Further south in Alabama’s Mobile-Tensaw River Delta, SELC is pushing for Alabama Power to clean up over 21 million tons of coal ash at Plant Barry, where the waste is sitting in and polluting groundwater upstream from Mobile Bay. Thanks to SELC and our partners, utilities across the South are now digging up 275 million tons of coal ash and moving it away from rivers to lined landfills. However, Alabama Power insists on minimizing its own costs by capping leaking pits in place. We are now taking legal action on behalf of Mobile Baykeeper to declare Alabama Power’s closure plan illegal and force the utility to clean up its mess.
And with Middle Tennessee’s fast-paced development threatening the Duck River, one of the most biodiverse rivers in North America, SELC recently won a settlement upholding common sense flow restrictions for the Duck. Today, plans to withdraw more water from the river to keep up with fast-paced development are threatening the waterway. When combined with periods of drought, excessive water withdrawals—which could increase daily water consumption by 33 percent—would alter the flow of the river and harm aquatic life.
With the partnership of friends like you, SELC can champion all that we love about the South and lead the way ahead for our nation.
Shoring up our coastal communities
The South needs new policies at the local, state, and federal level to prepare coastal communities for rising seas and more frequent flooding caused by climate change. We are pushing to establish equitable policies while defending local communities from projects that worsen climate change impacts.
Flooding is the South Carolina Lowcountry’s top threat, and SELC is promoting solutions that protect the coast while opposing misguided responses. We helped pass a historic coastal resilience law, and now we are working to shape the state’s new agency—the South Carolina Office of Resilience—and its statewide plan, which can help direct federal disaster funding to those who need it most, prioritize nature-based flooding solutions, and keep development out of vulnerable areas.

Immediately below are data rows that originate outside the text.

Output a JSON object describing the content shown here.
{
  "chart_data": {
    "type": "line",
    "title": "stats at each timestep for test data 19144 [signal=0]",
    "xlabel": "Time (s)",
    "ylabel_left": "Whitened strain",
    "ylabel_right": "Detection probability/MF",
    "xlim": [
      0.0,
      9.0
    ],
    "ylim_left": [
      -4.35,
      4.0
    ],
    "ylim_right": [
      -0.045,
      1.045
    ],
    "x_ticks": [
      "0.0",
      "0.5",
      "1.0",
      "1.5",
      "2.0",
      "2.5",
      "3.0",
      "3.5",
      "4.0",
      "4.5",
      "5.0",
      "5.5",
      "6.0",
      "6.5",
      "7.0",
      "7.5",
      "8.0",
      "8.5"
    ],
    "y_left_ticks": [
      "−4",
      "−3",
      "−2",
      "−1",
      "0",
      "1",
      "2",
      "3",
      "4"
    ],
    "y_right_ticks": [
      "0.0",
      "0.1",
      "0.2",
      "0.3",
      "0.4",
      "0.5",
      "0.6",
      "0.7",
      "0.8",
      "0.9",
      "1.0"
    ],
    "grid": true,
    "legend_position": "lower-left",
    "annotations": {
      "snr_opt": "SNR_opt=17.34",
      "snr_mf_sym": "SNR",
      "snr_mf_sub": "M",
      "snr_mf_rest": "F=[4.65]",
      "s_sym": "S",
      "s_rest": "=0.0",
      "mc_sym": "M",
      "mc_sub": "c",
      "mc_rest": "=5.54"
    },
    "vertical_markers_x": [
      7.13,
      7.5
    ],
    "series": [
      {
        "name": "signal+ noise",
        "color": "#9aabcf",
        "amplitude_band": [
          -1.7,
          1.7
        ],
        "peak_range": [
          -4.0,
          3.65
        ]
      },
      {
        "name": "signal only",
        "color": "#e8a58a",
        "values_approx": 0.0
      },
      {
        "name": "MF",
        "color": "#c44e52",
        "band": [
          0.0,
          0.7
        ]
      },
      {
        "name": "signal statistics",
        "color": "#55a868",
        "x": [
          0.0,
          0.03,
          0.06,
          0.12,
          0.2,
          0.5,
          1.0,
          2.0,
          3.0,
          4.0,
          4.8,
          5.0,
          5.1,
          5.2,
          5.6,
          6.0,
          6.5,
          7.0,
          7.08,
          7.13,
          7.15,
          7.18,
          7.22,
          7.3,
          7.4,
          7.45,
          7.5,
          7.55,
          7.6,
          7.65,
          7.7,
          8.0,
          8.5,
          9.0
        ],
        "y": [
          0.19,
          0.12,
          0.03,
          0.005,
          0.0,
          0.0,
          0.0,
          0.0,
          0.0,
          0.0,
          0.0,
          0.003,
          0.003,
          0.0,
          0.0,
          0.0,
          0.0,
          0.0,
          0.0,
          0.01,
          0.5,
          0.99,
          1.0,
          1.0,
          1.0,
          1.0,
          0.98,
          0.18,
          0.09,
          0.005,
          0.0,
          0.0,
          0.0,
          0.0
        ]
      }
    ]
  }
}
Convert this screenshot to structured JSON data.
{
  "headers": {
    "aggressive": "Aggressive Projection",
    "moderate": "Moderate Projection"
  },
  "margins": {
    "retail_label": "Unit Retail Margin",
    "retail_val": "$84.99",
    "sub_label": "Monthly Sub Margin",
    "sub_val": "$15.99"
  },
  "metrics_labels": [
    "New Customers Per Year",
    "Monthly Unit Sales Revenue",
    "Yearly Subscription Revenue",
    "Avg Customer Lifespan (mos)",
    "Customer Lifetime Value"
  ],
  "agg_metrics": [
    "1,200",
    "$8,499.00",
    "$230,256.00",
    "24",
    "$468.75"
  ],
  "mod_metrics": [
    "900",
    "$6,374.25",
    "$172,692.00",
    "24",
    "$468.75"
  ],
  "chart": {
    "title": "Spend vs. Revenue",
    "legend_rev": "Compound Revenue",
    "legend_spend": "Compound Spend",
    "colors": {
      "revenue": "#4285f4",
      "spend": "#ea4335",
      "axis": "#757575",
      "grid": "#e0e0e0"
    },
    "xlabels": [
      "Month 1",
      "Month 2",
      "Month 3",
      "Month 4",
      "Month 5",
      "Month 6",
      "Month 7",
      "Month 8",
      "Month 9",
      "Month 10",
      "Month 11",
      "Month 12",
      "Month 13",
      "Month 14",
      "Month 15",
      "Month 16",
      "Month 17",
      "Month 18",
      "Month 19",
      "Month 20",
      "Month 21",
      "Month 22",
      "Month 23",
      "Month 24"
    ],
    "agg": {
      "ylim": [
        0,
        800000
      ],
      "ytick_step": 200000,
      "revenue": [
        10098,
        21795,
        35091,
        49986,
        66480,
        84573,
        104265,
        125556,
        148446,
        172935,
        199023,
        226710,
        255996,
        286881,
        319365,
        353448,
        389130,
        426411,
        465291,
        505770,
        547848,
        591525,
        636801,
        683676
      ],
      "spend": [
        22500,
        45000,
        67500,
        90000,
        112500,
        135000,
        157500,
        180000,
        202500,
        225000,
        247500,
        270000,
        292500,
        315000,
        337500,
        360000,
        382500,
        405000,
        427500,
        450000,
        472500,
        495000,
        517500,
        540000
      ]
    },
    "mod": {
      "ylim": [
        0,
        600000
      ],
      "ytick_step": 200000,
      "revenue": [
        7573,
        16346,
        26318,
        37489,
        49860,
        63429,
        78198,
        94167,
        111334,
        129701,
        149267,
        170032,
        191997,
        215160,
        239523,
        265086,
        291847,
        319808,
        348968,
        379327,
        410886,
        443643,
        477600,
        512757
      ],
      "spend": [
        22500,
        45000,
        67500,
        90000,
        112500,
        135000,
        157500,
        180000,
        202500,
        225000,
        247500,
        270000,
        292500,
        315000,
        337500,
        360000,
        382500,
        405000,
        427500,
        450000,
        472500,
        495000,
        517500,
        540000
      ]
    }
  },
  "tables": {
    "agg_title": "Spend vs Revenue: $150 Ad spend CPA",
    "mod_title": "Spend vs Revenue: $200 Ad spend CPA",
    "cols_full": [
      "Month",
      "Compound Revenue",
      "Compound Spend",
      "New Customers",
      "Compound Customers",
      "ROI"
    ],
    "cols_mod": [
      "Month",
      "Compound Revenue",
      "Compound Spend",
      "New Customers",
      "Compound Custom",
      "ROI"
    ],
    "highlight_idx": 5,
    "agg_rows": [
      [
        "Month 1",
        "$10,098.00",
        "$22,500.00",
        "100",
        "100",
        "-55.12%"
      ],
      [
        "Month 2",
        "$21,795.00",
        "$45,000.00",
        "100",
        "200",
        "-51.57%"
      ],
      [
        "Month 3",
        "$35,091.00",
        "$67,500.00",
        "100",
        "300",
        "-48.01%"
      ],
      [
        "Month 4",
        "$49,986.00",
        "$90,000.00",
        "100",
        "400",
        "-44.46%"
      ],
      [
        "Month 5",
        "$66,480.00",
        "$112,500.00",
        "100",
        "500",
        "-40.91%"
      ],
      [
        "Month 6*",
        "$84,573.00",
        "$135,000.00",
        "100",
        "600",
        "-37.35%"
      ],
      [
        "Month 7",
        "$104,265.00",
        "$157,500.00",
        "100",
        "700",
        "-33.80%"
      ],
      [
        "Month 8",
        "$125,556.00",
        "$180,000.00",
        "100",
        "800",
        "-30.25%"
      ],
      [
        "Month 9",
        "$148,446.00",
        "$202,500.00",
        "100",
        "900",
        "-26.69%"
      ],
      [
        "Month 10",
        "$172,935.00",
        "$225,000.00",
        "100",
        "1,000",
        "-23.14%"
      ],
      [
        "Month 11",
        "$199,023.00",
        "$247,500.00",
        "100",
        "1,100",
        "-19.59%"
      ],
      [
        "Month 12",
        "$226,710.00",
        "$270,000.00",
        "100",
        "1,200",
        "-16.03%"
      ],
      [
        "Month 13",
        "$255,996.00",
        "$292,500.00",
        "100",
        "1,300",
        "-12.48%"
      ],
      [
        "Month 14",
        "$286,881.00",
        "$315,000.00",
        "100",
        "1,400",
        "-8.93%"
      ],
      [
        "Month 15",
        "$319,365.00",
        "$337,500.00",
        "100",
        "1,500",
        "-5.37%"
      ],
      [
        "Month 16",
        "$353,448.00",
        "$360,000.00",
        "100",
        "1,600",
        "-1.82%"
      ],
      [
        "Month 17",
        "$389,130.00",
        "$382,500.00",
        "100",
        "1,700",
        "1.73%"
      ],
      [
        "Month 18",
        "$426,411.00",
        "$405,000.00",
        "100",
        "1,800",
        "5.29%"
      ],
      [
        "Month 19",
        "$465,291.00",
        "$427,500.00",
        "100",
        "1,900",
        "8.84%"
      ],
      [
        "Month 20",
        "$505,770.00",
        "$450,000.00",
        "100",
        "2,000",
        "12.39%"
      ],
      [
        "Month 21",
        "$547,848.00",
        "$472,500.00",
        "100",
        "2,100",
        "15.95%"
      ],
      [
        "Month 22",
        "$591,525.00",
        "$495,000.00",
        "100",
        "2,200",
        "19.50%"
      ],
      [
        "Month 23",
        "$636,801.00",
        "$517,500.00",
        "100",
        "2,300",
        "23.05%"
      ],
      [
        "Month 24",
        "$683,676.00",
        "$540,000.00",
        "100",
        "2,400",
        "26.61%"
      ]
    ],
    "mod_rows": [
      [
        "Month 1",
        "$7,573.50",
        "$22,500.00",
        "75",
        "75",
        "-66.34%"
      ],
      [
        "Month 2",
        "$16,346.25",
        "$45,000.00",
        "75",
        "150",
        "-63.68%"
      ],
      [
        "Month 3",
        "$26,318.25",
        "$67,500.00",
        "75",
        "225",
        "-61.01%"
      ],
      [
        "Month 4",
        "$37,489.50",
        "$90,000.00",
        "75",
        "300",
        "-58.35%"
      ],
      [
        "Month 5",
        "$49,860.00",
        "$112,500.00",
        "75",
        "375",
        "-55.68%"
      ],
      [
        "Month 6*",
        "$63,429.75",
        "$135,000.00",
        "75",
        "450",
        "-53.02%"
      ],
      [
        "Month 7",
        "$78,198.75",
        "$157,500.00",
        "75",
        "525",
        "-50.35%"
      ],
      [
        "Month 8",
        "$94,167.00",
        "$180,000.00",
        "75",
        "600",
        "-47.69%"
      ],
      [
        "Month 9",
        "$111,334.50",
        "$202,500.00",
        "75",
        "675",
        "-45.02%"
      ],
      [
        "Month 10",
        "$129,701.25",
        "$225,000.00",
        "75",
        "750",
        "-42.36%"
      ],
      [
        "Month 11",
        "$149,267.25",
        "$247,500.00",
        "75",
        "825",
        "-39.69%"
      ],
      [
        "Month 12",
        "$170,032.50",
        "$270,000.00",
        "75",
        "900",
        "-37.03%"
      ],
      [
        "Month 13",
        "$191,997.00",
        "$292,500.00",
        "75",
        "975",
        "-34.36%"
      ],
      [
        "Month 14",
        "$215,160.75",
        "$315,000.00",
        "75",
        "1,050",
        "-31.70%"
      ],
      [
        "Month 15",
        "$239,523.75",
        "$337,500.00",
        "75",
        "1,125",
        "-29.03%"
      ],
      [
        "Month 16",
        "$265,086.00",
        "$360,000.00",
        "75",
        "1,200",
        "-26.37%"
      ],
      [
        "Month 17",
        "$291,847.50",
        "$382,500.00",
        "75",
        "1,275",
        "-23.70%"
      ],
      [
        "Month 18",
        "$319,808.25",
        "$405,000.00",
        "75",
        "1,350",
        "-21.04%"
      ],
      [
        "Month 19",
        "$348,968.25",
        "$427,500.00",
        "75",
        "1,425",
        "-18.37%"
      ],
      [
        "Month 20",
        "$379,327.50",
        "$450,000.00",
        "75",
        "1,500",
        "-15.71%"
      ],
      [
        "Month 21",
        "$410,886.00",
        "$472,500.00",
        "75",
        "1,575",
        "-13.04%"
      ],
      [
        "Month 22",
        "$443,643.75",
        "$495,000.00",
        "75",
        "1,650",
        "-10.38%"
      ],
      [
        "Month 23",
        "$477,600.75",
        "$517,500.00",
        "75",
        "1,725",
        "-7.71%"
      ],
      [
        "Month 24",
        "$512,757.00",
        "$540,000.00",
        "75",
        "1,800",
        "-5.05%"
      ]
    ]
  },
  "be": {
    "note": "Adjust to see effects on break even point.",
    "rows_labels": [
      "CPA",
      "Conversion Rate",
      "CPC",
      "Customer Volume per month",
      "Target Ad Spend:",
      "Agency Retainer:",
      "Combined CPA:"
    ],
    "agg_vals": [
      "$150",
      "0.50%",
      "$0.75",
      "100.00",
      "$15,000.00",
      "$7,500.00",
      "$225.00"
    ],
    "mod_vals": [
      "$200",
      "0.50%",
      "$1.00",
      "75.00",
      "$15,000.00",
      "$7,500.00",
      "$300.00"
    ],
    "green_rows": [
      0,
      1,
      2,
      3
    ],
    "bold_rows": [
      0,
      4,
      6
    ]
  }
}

We must also defend South Carolina from development that could exacerbate the effects of climate change. We filed a federal lawsuit to challenge plans to destroy wetlands and marshes for the Cainhoy development, a proposed 9,000-acre development near Charleston that would destroy nearly 200 acres of wetlands. Meanwhile, the Corps of Engineers and the city are asking for more than a billion dollars from taxpayers to build a seawall that fails to account for a realistic amount of sea level rise and may actually exacerbate flooding problems.
Virginia’s coastal communities are also feeling the effects of climate change, and Hampton Roads has one of the highest rates of sea level rise on the East Coast. SELC is advocating for better solutions to destructive projects, like the proposed extension of the Nimmo Parkway across Back Bay National Wildlife Refuge near Virginia Beach.